M. [X] ayant été consolidé avant le constat de son inaptitude, il ne peut bénéficier de la présomption d’imputabilité. Le médecin-conseil de la caisse n’ayant pas retenu de lien entre la lésion à l’origine de l’inaptitude et l’accident du travail du 21 mai 2019, il appartient donc à l’assuré de démontrer ce lien.
3. M. [X] verse aux débats l’attestation du médecin du travail qui affirme qu’une partie de l’inaptitude est en rapport avec l’accident du travail (pièce 4 de l’intimé) et un courrier daté du 16 juin 2022 de son médecin généraliste indiquant qu’il présente des douleurs chroniques et rebelles poste chute, survenues dans le cadre d’un accident du travail le 21 mai 2019, ces séquelles faisant l’objet d’une mise en invalidité notifiée le 4 juin 2022 (pièce 3 de l’intimée).
Ce second certificat médical opère, cependant, une confusion entre les séquelles d’un accident du travail ou d’une maladie professionnelle qui ouvrent droit à un taux d’incapacité, et les séquelles d’un accident ou d’une maladie non professionnelle qui permettent l’obtention d’une pension d’invalidité.
En ce qui concerne M. [X], celui-ci a obtenu un taux d’incapacité à hauteur de 5 % au regard des séquelles faisant suite à l’accident du travail du 21 mai 2019 et parallèlement il a obtenu une pension d’invalidité en lien avec une maladie ou un accident non professionnel sur laquelle il n’apporte pas d’explication particulière au cours des débats.
Dans une note établie dans le cadre du présent appel, le médecin-conseil de la caisse a précisé qu’à ses yeux l’attribution d’une indemnité temporaire d’inaptitude était exclue car cette dernière était liée de manière marginale à l’accident du travail et principalement à la situation d’invalidité, alors que le lien entre la demande et l’accident du travail devait être direct et exclusif, (pièce 15 de la caisse).
Toutefois, contrairement à ce que soutient la caisse, il ne ressort d’aucun texte que le lien entre l’inaptitude et l’accident du travail doit être exclusif.
Dans la situation de M. [X], le médecin du travail précise qu’une part de l’inaptitude temporaire de travail est en rapport avec l’accident du travail (pièce 4 de l’intimée), ce qui est finalement confirmé par le médecin conseil qui indique « qu’une part de l’accident du travail ne représentant que 5 % de la décision est à l’origine de l’inaptitude ».
Dès lors, le lien entre l’accident du travail et la décision d’inaptitude n’ayant pas à être exclusif, les deux médecins s’accordent finalement sur l’existence d’un lien partiel entre l’accident du travail et l’inaptitude du salarié ; ils n’en tirent simplement pas les mêmes conséquences.

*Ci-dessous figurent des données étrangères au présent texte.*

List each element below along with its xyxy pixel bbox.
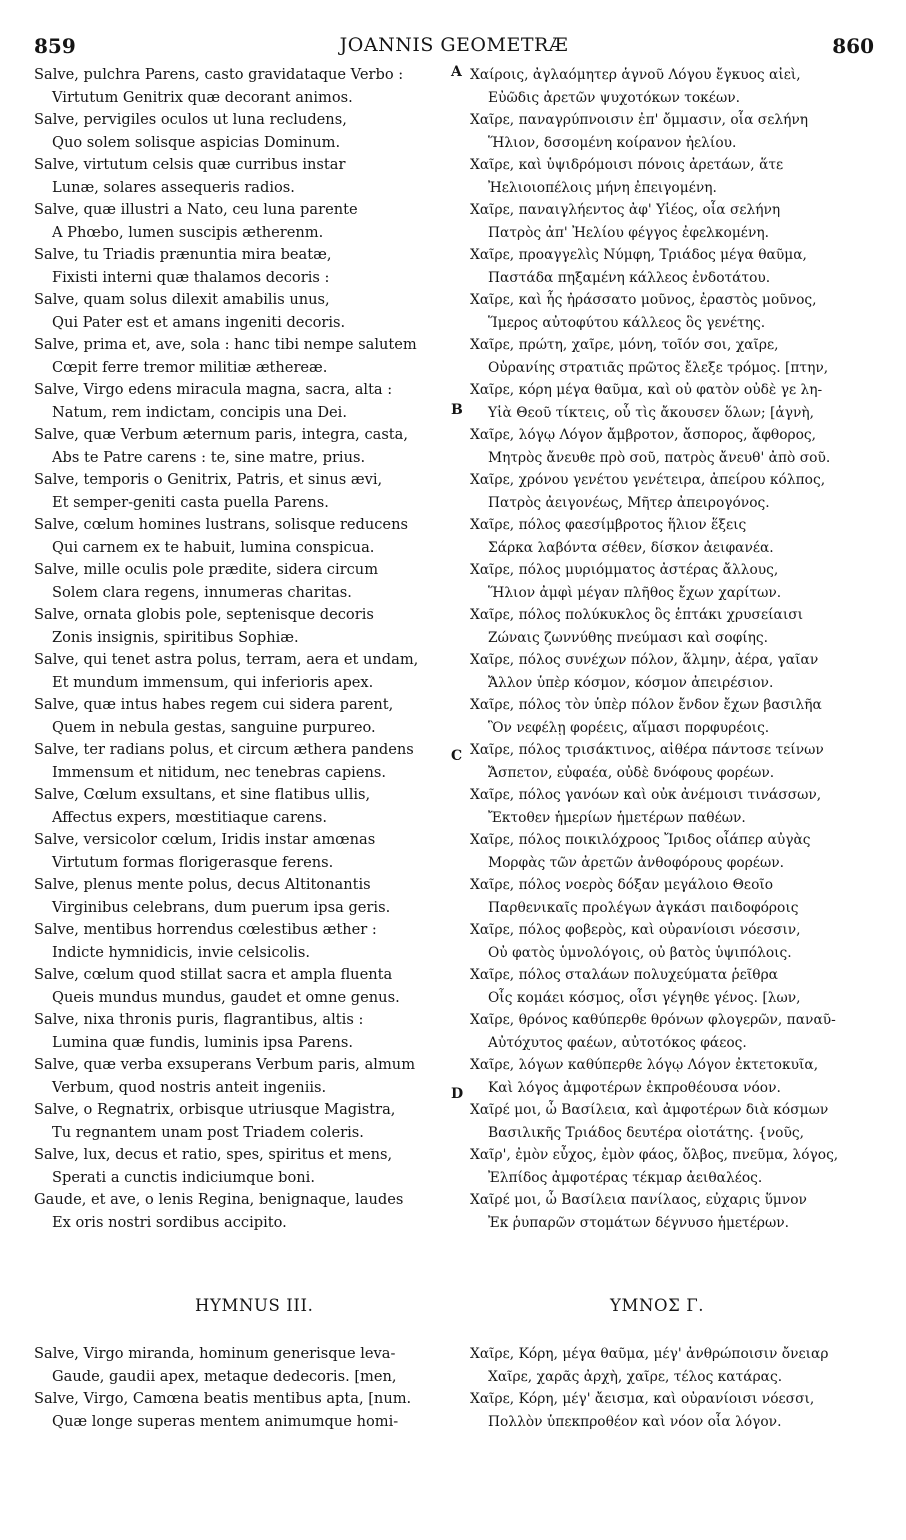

Il n’existe donc pas de discordance médicale entre le médecin du travail et le médecin conseil de la caisse justifiant la mise en 'uvre d’une expertise et le lien entre l’accident du travail et la demande d’inaptitude temporaire est établi, même s’il n’est que partiel. La demande de M. [X] de pouvoir bénéficier d’une indemnité temporaire d’inaptitude est donc justifiée et le jugement sera intégralement confirmé.
PAR CES MOTIFS,
La cour, statuant publiquement et par arrêt contradictoire :
Confirme, en toutes ses dispositions soumises à la cour, le jugement RG n° 23/00430 rendu entre les parties par le pôle social du tribunal judiciaire de Valence le 7 mars 2024,
Condamne la [5] aux entiers dépens.
Prononcé publiquement par mise à disposition au greffe, les parties ayant été préalablement avisées dans les conditions prévues au deuxième alinéa de l’article 450 du code de procédure civile.
Signé par Mme Bénédicte MANTEAUX, présidente et par Mme Chrystel ROHRER, cadre greffier.